A Segunda Guerra Mundial e a necessidade por borracha, já que a Ásia britânica estava em mãos dos japoneses, trouxeram uma tentativa de galvanizar o empreendimento fordista com a chegada de técnicos americanos, investimento de dinheiro de Washington (para horror do liberal republicano Ford). Afinal, como afirmou o presidente Roosevelt: “Não se pode fazer a guerra moderna sem borracha”. O esforço internacional e o recrutamento dos chamados “soldados da borracha” não mudaram o quadro terrível em Fordlândia e Belterra. Em 1937, 1.200 acres foram desflorestados para receber mais de 2,2 milhões de sementes. Em 1941 o número aumentou para 3,6 milhões. Em 1942, porém, a produção não conseguiu ir além de meras 750 toneladas de borracha, uma fração das 45 mil toneladas extraídas no auge do boom da borracha. Após gastar US$ 20 milhões, Ford vendeu tudo ao Brasil por US$ 500 mil.
“Em 1945, com o fim da Segunda Guerra Mundial, as novas possibilidades abertas com a produção da borracha sintética, a própria especialização da Ford, que passara a concentrar sua indústria somente nos automóveis, e diante das resistências naturais e humanas, a companhia devolveu sua concessão ao governo brasileiro, que a indenizou pelas benfeitorias realizadas”, observa Elaine Lourenço.

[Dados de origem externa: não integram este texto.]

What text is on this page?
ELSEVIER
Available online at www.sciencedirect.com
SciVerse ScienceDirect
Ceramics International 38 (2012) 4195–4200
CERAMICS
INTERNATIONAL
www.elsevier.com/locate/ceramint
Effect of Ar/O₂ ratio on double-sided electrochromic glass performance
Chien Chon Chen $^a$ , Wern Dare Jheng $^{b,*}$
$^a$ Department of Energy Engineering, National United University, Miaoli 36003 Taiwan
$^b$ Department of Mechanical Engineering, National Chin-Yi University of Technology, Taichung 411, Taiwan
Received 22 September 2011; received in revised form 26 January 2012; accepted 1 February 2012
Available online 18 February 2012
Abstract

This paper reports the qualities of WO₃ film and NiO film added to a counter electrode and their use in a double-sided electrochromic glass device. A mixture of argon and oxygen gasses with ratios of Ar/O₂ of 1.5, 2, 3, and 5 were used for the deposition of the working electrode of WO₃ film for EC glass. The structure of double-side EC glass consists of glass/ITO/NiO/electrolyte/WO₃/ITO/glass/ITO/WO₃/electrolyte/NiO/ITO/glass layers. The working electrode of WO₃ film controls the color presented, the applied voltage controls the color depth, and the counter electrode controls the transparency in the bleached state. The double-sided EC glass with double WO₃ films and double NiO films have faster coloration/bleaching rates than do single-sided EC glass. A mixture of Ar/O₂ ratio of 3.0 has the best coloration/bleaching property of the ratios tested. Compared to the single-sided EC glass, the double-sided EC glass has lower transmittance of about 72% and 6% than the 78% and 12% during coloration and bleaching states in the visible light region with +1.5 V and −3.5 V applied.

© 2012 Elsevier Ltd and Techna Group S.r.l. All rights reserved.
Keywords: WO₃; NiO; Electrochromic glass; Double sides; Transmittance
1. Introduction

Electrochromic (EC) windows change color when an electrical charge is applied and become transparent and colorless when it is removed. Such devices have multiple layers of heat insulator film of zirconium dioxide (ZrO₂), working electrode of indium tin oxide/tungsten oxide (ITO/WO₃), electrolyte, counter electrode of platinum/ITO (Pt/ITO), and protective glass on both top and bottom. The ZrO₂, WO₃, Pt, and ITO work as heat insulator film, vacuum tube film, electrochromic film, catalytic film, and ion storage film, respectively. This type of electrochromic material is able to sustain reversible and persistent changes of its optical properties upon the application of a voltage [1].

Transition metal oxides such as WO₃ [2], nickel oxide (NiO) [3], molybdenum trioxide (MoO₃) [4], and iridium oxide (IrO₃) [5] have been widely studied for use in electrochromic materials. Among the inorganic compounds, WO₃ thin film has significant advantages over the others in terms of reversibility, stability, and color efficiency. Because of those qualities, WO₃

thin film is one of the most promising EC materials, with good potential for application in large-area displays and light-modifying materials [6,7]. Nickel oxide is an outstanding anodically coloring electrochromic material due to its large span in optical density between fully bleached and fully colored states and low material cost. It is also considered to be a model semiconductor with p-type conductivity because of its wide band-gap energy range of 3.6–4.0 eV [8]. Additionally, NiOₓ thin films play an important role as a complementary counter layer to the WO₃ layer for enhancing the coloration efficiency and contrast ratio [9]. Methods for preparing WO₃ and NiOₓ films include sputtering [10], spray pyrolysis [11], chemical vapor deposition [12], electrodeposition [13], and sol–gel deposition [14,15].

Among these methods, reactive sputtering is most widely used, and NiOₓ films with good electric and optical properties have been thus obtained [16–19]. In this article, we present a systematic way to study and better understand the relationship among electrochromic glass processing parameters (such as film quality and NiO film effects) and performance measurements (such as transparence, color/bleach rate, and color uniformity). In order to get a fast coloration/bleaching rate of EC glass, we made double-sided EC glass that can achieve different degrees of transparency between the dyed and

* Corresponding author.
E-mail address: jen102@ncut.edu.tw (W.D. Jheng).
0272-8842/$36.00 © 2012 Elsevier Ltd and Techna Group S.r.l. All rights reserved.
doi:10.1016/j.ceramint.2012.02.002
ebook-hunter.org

Em 1950 as duas cidades foram abandonadas. “Em maio de 1951 chegou o primeiro carregamento de látex de Cingapura no porto de Santos, produzido das árvores que descendiam diretamente das sementes roubadas por Wickham exatos 75 anos. Desde então o Brasil se viu obrigado a importar látex para fazer frente à sua demanda por borracha”, completa Grandin. Na criação de um império da borracha, o aventureiro colonial Henry I foi mais bem-sucedido do que o empreendedor moderno Henry II.